Perceptual ability determines that people usually do not like tense music.

Auditory perception is the ability to perceive the sound emitted by something based on hearing. It is the brain that processes and processes the information heard by the ears and integrates it with past experience to produce perception (sound position, meaning, development, etc.) process.

The main content of auditory perception.

The auditory perception abilities mainly include: auditory reception and discrimination ability, auditory memory ability, auditory sequencing ability, auditory understanding ability, and listening and speaking integration ability.

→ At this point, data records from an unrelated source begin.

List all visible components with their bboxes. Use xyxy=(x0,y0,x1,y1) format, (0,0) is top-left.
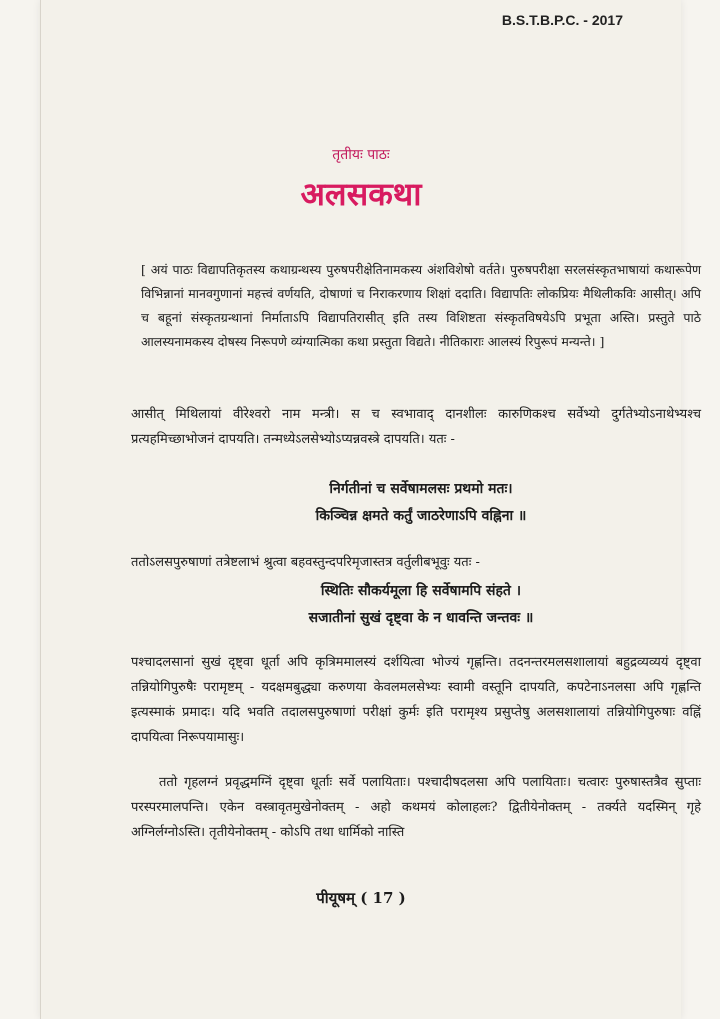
page-footer: पीयूषम् ( 17 ) xyxy=(316,889,406,907)
board-code: B.S.T.B.P.C. - 2017 xyxy=(501,12,623,28)
verse-2 xyxy=(41,578,681,632)
paragraph-3: पश्चादलसानां सुखं दृष्ट्वा धूर्ता अपि कृत्रिममालस्यं दर्शयित्वा भोज्यं गृह्णन्ति। तदनन्तरमलसशालायां बहुद्रव्यव्ययं दृष्ट्वा तन्नियोगिपुरुषैः परामृष्टम् - यदक्षमबुद्ध्या करुणया केवलमलसेभ्यः स्वामी वस्तूनि दापयति, कपटेनाऽनलसा अपि गृह्णन्ति इत्यस्माकं प्रमादः। यदि भवति तदालसपुरुषाणां परीक्षां कुर्मः इति परामृश्य प्रसुप्तेषु अलसशालायां तन्नियोगिपुरुषाः वह्निं दापयित्वा निरूपयामासुः। xyxy=(131,655,701,745)
book-page xyxy=(40,0,701,1019)
verse-2-line-1: स्थितिः सौकर्यमूला हि सर्वेषामपि संहते । xyxy=(320,583,522,599)
lesson-number: तृतीयः पाठः xyxy=(332,147,390,163)
verse-1-line-2: किञ्चिन्न क्षमते कर्तुं जाठरेणाऽपि वह्निना ॥ xyxy=(315,508,527,524)
lesson-title: अलसकथा xyxy=(300,175,422,213)
lesson-introduction: [ अयं पाठः विद्यापतिकृतस्य कथाग्रन्थस्य पुरुषपरीक्षेतिनामकस्य अंशविशेषो वर्तते। पुरुषपरीक्षा सरलसंस्कृतभाषायां कथारूपेण विभिन्नानां मानवगुणानां महत्त्वं वर्णयति, दोषाणां च निराकरणाय शिक्षां ददाति। विद्यापतिः लोकप्रियः मैथिलीकविः आसीत्। अपि च बहूनां संस्कृतग्रन्थानां निर्माताऽपि विद्यापतिरासीत् इति तस्य विशिष्टता संस्कृतविषयेऽपि प्रभूता अस्ति। प्रस्तुते पाठे आलस्यनामकस्य दोषस्य निरूपणे व्यंग्यात्मिका कथा प्रस्तुता विद्यते। नीतिकाराः आलस्यं रिपुरूपं मन्यन्ते। ] xyxy=(141,262,701,349)
paragraph-2: ततोऽलसपुरुषाणां तत्रेष्टलाभं श्रुत्वा बहवस्तुन्दपरिमृजास्तत्र वर्तुलीबभूवुः यतः - xyxy=(131,555,480,570)
verse-1 xyxy=(41,476,681,530)
verse-2-line-2: सजातीनां सुखं दृष्ट्वा के न धावन्ति जन्तवः ॥ xyxy=(308,610,534,626)
paragraph-4: ततो गृहलग्नं प्रवृद्धमग्निं दृष्ट्वा धूर्ताः सर्वे पलायिताः। पश्चादीषदलसा अपि पलायिताः। चत्वारः पुरुषास्तत्रैव सुप्ताः परस्परमालपन्ति। एकेन वस्त्रावृतमुखेनोक्तम् - अहो कथमयं कोलाहलः? द्वितीयेनोक्तम् - तर्क्यते यदस्मिन् गृहे अग्निर्लग्नोऽस्ति। तृतीयेनोक्तम् - कोऽपि तथा धार्मिको नास्ति xyxy=(131,775,701,840)
verse-1-line-1: निर्गतीनां च सर्वेषामलसः प्रथमो मतः। xyxy=(329,481,513,497)
paragraph-1: आसीत् मिथिलायां वीरेश्वरो नाम मन्त्री। स च स्वभावाद् दानशीलः कारुणिकश्च सर्वेभ्यो दुर्गतेभ्योऽनाथेभ्यश्च प्रत्यहमिच्छाभोजनं दापयति। तन्मध्येऽलसेभ्योऽप्यन्नवस्त्रे दापयति। यतः - xyxy=(131,407,701,447)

1. Auditory reception and discrimination ability.

Auditory reception and discrimination ability refers to a child's ability to receive and distinguish various sound stimuli. If a child has poor discernment, he or she may have problems such as unclear pronunciation, misremembering what others say, slow response to external sounds, and lack of listening habits.

2. Auditory memory ability.

Auditory memory ability refers to the ability to store and recall the information heard. If a child has poor auditory memory, he will be slow to learn new things and unable to connect the knowledge he has learned in the past with existing knowledge, thus affecting his understanding of knowledge.

3. Auditory sorting ability.

Auditory sorting ability refers to children’s ability to store the knowledge acquired through hearing in memory in a systematic and sequential manner. It is the basis for assimilating old and new knowledge, and is also an important step in the development of thinking. quality.

4. Auditory comprehension ability.

Auditory comprehension ability refers to the ability to recall information obtained through hearing in the past in an accurate and detailed order, and to organize it to make it meaningful. Children with poor auditory comprehension often cannot understand the content of the teacher's class, cannot understand the meaning of sentences, and often answer questions that are not what they are asked when talking to others.

5. Ability to combine listening and speaking.

The ability to combine listening and speaking refers to the ability to understand what others say and make more complex and meaningful language responses. That is, what is heard and what is spoken can be basically consistent, and listening and speaking can be basically the same. It is indivisible and relatively complex. Because it involves not only whether you heard it or not, but also whether you understood it or not, but also respond meaningfully to what you heard. Therefore, children with poor listening and speaking skills often have small vocabulary, simple sentence patterns, and do not know how to say the words when they come to their lips.